Hogan's Alley

Wednesday, November 29, 2006

Iraq Is Broken Beyond Civil War - It Is A Leaderless Jungle

The recent preposterous and pompous announcement by NBC News, via its apparent key world affairs maven, Matt Lauer, that they now view the situation in Iraq as a civil war is so wrong it hurts.

Civil wars involve two or three distinct, identifiable, and unified groups struggling for power. In Iraq the number of distinct factions is beyond counting. As Tom Friedman says in today's Times (Timesselect firewall warning):

There are so many people killing so many other people for so many different reasons — religion, crime, politics — that all the proposals for how to settle this problem seem laughable. It was possible to settle Bosnia’s civil war by turning the country into a loose federation, because the main parties to that conflict were reasonably coherent, with leaders who could cut a deal and deliver their faction.

But Iraq is in so many little pieces now, divided among warlords, foreign terrorists, gangs, militias, parties, the police and the army, that nobody seems able to deliver anybody. Iraq has entered a stage beyond civil war — it’s gone from breaking apart to breaking down. This is not the Arab Yugoslavia anymore. It’s Hobbes’s jungle.

The situation is now much closer to anarchy than to civil war.

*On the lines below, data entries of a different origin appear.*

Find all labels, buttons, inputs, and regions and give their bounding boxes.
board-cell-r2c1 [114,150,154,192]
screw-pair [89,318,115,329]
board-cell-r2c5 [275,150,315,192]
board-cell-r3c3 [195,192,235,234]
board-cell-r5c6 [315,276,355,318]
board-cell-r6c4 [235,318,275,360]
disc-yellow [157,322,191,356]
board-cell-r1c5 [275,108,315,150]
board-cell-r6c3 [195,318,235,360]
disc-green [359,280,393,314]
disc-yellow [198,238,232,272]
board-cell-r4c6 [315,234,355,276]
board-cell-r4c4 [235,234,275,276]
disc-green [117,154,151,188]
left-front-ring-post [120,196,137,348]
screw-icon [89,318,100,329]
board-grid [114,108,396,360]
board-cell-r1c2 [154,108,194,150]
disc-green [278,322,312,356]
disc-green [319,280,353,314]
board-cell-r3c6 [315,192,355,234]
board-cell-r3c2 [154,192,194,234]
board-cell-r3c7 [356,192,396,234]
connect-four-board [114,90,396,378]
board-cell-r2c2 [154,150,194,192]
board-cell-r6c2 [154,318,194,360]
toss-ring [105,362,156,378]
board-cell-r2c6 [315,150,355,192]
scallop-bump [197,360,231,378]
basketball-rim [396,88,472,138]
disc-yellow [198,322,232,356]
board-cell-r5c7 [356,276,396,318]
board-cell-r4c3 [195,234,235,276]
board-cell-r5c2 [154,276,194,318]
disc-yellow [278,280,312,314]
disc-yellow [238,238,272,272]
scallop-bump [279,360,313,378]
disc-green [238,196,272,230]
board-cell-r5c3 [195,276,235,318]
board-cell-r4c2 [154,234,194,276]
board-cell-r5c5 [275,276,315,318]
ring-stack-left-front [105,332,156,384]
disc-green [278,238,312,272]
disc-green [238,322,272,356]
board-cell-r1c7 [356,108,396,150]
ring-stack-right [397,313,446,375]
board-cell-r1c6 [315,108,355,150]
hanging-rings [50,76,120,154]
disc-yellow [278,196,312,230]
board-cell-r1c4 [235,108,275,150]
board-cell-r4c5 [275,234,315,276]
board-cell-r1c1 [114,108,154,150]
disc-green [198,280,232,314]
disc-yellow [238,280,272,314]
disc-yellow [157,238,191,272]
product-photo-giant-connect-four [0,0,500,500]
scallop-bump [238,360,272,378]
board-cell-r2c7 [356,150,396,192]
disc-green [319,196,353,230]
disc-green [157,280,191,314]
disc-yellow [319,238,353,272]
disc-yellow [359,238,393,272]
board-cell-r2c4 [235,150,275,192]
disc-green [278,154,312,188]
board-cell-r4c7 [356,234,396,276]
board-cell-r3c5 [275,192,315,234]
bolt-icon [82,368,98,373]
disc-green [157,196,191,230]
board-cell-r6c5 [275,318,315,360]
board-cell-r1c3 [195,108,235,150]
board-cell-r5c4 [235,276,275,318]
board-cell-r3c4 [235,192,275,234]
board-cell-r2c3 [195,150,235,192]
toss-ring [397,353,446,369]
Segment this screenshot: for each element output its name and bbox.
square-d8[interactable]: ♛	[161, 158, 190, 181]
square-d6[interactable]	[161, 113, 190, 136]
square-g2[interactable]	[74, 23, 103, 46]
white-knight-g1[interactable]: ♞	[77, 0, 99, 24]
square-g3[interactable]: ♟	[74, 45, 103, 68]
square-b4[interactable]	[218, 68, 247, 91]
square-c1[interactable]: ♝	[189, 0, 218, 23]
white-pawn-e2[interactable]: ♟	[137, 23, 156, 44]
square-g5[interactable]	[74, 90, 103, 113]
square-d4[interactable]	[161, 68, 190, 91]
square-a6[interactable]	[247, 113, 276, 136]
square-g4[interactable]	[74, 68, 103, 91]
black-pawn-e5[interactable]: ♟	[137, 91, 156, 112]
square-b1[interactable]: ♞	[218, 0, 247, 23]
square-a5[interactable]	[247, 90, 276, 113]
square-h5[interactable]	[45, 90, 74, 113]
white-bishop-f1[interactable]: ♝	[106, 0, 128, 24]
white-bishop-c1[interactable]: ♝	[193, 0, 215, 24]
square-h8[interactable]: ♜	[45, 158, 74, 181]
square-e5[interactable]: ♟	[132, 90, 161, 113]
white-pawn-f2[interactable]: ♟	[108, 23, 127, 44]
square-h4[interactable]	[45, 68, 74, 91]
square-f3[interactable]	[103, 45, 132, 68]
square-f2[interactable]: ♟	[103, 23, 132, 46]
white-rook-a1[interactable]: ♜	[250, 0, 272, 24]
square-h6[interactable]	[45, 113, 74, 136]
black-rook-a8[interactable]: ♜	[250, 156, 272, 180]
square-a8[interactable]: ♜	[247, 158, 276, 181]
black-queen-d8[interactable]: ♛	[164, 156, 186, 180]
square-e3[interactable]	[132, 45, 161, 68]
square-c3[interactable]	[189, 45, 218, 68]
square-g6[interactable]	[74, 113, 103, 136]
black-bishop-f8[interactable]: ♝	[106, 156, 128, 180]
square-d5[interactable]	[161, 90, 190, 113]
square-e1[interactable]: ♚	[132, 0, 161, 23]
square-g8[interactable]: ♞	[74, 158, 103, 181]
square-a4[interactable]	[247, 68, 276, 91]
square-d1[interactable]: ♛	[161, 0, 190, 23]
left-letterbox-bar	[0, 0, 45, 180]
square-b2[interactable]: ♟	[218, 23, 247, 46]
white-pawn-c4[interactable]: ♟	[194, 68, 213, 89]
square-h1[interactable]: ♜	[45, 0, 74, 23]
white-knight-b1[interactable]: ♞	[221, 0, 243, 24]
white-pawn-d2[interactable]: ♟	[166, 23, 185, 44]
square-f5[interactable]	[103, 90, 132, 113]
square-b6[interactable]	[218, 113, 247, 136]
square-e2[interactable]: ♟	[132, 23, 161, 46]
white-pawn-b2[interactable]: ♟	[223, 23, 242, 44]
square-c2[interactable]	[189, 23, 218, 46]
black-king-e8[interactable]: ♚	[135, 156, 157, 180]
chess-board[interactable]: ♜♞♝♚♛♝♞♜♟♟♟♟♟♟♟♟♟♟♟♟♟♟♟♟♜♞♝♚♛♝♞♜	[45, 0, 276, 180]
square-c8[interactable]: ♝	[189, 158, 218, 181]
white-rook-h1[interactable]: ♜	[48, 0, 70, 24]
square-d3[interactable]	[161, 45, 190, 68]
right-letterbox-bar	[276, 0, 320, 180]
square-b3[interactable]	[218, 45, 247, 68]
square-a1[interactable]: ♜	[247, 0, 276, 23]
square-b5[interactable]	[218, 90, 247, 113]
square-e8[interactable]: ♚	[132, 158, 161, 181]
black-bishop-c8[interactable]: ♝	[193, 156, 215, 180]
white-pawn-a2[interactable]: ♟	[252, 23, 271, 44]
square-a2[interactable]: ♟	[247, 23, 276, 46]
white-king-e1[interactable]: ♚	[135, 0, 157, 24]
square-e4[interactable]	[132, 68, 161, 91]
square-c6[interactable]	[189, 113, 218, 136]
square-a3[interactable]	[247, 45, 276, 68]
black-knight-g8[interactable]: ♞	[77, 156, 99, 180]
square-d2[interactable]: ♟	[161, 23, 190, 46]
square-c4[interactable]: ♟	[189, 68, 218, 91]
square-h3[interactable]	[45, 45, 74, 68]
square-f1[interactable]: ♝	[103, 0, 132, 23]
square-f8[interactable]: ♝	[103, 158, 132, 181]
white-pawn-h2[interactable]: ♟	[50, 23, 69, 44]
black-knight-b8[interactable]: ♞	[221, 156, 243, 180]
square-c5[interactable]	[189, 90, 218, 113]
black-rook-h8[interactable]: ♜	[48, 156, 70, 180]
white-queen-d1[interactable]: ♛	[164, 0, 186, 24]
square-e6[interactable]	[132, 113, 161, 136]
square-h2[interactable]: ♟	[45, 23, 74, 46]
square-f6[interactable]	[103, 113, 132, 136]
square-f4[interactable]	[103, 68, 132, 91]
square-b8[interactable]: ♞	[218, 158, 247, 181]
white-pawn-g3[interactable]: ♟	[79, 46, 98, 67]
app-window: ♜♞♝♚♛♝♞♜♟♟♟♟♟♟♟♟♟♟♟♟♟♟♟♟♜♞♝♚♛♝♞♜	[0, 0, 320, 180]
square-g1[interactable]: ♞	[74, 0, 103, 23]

Why? Because for the last one and a half to two years the only debate in America has been over how quickly to pull out. Let us remember that our political debates are carried out over the satellite airways and are closely observed throughout the world and especially in places like Iraq that have a special interest in our future behavior. The rational result of this observation is the current maneuvering for positions of power in a post-American Iraq. No one there, or here for that matter, expects the US to remain strongly in country for the ten or more years with double our current troop levels that Friedman suggests is the only viable alternative. Everyone is angling for their best bargaining position in that expected future.

...Iraq was already pretty broken before we got there — broken, it seems, by 1,000 years of Arab-Muslim authoritarianism, three brutal decades of Sunni Baathist rule, and a crippling decade of U.N. sanctions. It was held together only by Saddam’s iron fist. Had we properly occupied the country, and begun political therapy, it is possible an American iron fist could have held Iraq together long enough to put it on a new course. But instead we created a vacuum by not deploying enough troops. That vacuum was filled by murderous Sunni Baathists and Al Qaeda types, who butchered Iraqi Shiites until they finally wouldn’t take it any longer and started butchering back, which brought us to where we are today.

There is currently no potential presidential candidate who argues for increased troop strength and long term commitment except John McCain. Are we then to wait two years to see if McCain can survive the Republican primary process and be elected? Does anyone believe the American people are willing to reconsider their dislike of the current state of affairs in Iraq and recommit to a more costly battle, the longest in our history? How many kids, therefore, do we consign to the cemetery in the name of some unknown time when the Iraqi government and people will wake up and see the need for them to take control of their streets?

I no longer see any possibility of a healthy outcome. Our national interest will be best served by a process which gets us out to nearby states with the understanding that we will strike from there any emerging terrorist training or operational sites. It is not in our control whether Shia or Sunni prevail. It now seems clear that the winner will be a strongman and that repression of the other side and the al Qaeda types will ensue. Such is the spawn of incompetence.